Commodity investors ended 2015 searching for the ctrl+alt+delete function hoping to wipe the year out entirely from their long-term memory banks. It was a year that saw the GSCI Commodity index fall 33%, with Energy down 38%, Industrial Metals down 26%, Agriculture down 15%, and Precious Metals down 10%. Every time we hit record short positions and oversold levels, commentators seized the opportunity to predict a short covering rally. Fundamentals overtook desperate wishful thinking, and Commodities “got low low low low low.”

At the key Dec 4th OPEC meeting, Saudi Arabia, the key driver for OPEC’s decision, had two choices: cut now to secure shorter-term revenues or play the long game and maximize longer-term revenues. Given Saudi’s coffers, it took the latter approach and decided to go “all in”. We are now in a state of play of survival of the richest and who will be able to withstand the pain for longer.

There is no mistaking the Oil markets are oversupplied. The Q4’15 global market imbalance remains significant at 1.5 million bpd. High frequency crude and product stocks in the US, Europe, Japan and Singapore built 7 million barrels vs. a flat seasonal in November with US crude and main product stocks counter seasonally rising a further 11 million barrels through December 11th. Distillate inventories are building each week on back of weak heating oil demand (17% lower than normal) as winter has not started in earnest and the season is about 40% done already.  El Nino or not, if winter does not pick up soon and fast, storage capacity levels might be breached.

As fund managers spend the last few days of their winter holidays going through year-ahead strategy pieces, one cannot be mistaken for wondering if all the analysts got together at the local pub to compare notes. Divergent central bank policies favor the dollar over most G10 currencies given the path of rate hikes going forward. Short Commodities on back of the dollar call together with oversupplied markets. Long developed market Equities vs. short Bonds as economic growth remains robust. It does not really leave any room for the element of surprise.

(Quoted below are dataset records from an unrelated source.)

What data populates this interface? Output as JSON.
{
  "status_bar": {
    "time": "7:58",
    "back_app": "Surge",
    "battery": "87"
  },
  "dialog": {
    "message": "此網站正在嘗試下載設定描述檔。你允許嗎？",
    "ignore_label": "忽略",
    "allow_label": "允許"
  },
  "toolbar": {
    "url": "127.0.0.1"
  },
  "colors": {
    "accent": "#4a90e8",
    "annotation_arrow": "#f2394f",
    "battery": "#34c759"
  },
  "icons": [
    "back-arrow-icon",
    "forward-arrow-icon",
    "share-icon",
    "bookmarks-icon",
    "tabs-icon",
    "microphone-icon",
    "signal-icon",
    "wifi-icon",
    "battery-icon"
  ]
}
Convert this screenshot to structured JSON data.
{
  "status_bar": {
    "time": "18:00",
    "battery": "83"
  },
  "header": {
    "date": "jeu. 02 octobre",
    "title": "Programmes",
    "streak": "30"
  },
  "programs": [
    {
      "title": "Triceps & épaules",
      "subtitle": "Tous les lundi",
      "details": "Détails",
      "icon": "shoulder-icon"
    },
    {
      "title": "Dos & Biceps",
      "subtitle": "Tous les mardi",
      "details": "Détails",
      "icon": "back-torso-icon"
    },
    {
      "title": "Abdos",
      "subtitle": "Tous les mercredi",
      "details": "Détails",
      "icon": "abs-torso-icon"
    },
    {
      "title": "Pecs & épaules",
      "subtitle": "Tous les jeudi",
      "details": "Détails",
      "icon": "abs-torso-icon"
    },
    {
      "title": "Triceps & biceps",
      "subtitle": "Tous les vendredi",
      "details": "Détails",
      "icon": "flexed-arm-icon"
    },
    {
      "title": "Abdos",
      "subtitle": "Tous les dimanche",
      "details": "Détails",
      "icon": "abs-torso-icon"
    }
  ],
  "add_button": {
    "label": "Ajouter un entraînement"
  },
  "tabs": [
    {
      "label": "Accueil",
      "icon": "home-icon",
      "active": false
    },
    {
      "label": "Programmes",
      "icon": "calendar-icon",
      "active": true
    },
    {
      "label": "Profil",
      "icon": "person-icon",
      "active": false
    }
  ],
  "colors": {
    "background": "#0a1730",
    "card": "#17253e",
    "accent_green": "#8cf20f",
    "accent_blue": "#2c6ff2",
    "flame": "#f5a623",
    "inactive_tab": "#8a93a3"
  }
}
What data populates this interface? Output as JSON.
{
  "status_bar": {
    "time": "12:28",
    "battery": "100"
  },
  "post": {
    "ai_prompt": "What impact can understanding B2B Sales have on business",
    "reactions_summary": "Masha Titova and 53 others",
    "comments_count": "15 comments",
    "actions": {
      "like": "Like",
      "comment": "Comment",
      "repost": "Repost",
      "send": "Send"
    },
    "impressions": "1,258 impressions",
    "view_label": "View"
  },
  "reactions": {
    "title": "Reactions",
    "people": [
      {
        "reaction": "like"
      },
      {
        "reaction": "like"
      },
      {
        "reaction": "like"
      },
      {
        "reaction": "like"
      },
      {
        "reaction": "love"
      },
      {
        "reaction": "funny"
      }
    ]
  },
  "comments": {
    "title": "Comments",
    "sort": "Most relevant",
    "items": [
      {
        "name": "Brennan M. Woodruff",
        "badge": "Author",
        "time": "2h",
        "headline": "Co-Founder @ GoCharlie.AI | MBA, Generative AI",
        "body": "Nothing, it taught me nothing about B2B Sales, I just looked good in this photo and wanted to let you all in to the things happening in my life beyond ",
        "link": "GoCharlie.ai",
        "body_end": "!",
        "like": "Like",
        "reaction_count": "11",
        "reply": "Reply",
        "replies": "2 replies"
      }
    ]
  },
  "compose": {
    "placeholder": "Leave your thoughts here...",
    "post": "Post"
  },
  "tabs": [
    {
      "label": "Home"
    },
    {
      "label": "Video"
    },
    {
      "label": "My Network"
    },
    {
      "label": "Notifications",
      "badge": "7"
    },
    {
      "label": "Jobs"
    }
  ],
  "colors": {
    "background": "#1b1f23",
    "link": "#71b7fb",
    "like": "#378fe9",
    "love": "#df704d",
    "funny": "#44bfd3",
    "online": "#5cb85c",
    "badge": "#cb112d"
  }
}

As Q1’16 commences, we are witnessing some softer data across the board. On Friday, the official China Manufacturing PMI was weaker than expected at 49.7 vs. expectations of 49.8, still under the 50 level symbolizing contraction. The Caixin China PMI showed an even larger drop to 48.2. In the US, which has been the beacon of strength, the ISM Manufacturing index slipped to 48.2 (from 49 previously), its lowest level since 2009! The Euro area Manufacturing PMI, on the other hand, increased to 53.2. Seems a bit at odds, doesn’t it?

No doubt there is something to be said about safety in numbers, but when it comes to trading these markets and when everyone is positioned the exact same way, maybe the “tail” event is not that far out?